Question about factoring for calculus

[Checkfate]

Hello, I have been reading these forums for quite a while now and am very impressed! I have a question :) I need to find the lim(x->4) (k^2-16)/(sqrt(k)-2) How would I go about factoring k^2-16 so that I can get sqrt(k)-2 on the numerator? Thanks!

 

[neutrino]

\left(\sqrt{k}\right)^4 = k^2 and 2^4 = 16.

 

[fourier jr]

i would multiply the fraction by 1, where 1 = (sqrt(x) + 2)/(sqrt(x) + 2)
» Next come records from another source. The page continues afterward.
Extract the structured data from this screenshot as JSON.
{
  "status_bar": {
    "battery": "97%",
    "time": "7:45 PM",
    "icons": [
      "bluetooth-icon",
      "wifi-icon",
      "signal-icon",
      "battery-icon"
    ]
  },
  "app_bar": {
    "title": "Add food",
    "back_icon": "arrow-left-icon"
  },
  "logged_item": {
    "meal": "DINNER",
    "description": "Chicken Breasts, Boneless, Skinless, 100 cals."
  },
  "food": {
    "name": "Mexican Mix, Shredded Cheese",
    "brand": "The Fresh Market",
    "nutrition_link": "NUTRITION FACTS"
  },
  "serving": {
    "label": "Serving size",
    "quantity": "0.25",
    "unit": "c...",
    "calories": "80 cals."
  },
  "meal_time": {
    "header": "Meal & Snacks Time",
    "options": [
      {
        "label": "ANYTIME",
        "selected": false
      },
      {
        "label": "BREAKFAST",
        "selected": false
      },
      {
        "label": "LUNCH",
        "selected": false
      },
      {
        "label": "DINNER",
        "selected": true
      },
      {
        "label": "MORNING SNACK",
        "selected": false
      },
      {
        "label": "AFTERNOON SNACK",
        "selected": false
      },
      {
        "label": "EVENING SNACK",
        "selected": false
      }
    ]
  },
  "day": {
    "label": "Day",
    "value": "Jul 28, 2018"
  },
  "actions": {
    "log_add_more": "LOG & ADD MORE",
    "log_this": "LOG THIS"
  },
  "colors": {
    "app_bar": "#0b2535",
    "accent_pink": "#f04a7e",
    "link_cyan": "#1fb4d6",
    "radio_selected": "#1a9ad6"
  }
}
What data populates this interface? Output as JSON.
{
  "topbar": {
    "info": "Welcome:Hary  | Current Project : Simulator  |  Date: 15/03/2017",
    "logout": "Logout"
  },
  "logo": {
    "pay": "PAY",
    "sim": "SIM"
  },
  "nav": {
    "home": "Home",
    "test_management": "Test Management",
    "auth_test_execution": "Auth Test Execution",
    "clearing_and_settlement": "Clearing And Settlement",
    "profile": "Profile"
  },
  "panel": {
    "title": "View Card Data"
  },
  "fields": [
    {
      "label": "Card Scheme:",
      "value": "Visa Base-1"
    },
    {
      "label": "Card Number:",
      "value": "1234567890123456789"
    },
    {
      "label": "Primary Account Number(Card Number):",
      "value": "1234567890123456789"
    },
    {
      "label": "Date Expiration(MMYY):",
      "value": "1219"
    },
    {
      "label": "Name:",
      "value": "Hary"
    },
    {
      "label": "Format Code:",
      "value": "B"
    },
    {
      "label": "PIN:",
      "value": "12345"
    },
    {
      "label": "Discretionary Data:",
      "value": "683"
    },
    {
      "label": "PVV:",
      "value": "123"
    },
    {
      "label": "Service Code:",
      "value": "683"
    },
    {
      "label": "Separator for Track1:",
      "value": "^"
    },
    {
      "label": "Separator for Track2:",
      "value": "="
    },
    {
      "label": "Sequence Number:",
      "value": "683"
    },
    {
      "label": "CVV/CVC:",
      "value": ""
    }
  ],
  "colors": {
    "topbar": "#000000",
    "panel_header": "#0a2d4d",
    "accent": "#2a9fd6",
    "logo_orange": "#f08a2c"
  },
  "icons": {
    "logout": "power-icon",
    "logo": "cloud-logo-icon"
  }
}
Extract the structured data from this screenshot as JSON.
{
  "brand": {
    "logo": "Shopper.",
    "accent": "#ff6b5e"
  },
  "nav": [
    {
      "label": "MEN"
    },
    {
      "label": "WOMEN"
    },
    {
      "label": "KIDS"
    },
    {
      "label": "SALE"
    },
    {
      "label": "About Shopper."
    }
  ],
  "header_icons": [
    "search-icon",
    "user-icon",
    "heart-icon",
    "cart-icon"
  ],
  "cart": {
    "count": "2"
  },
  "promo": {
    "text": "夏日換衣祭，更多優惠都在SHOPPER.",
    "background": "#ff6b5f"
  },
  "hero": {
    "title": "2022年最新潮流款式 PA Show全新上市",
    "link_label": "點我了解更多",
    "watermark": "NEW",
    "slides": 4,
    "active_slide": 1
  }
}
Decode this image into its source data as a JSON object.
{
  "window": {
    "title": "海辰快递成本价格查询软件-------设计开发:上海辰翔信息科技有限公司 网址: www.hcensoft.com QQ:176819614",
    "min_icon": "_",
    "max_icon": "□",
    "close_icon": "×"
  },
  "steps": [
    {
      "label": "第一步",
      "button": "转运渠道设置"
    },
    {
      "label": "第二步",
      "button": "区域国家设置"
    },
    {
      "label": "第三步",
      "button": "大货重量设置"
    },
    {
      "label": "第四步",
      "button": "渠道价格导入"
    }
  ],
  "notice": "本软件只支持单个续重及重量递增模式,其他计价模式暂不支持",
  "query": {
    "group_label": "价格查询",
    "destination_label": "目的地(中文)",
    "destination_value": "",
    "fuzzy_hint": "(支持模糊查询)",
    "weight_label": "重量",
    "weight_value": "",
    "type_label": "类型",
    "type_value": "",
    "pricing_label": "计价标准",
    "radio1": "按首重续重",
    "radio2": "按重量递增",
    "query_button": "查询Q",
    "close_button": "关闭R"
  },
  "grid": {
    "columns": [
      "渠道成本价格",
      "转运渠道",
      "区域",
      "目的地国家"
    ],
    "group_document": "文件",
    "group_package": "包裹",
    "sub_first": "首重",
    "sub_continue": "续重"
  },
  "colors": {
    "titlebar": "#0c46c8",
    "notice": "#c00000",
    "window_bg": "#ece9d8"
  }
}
i guess that's the 1st step & the only tricky part. isn't this in your textbook?

 

[Checkfate]

Thankyou both. No unfortunately it is not in my textbook. I am using my father's calculus book from university as a supplement to my regular calculus material. It was probably assumed that I knew how to solve it so it wasn't even mentioned. Unfortunately I forgot how to solve it! Anyways, thanks.

 

[fourier jr]

something you might have noticed is that it would be a very BAD idea to multiply the sqrt(x)+2 into the numerator, and probably not a good idea in general to do that. factor the x^4 - 16 & only multiply the denominators to get what you want to cancel.

 

[HallsofIvy]

At some point prior to taking calculus, you should have learned the general formula (a²- b²)= (a- b)(a+ b).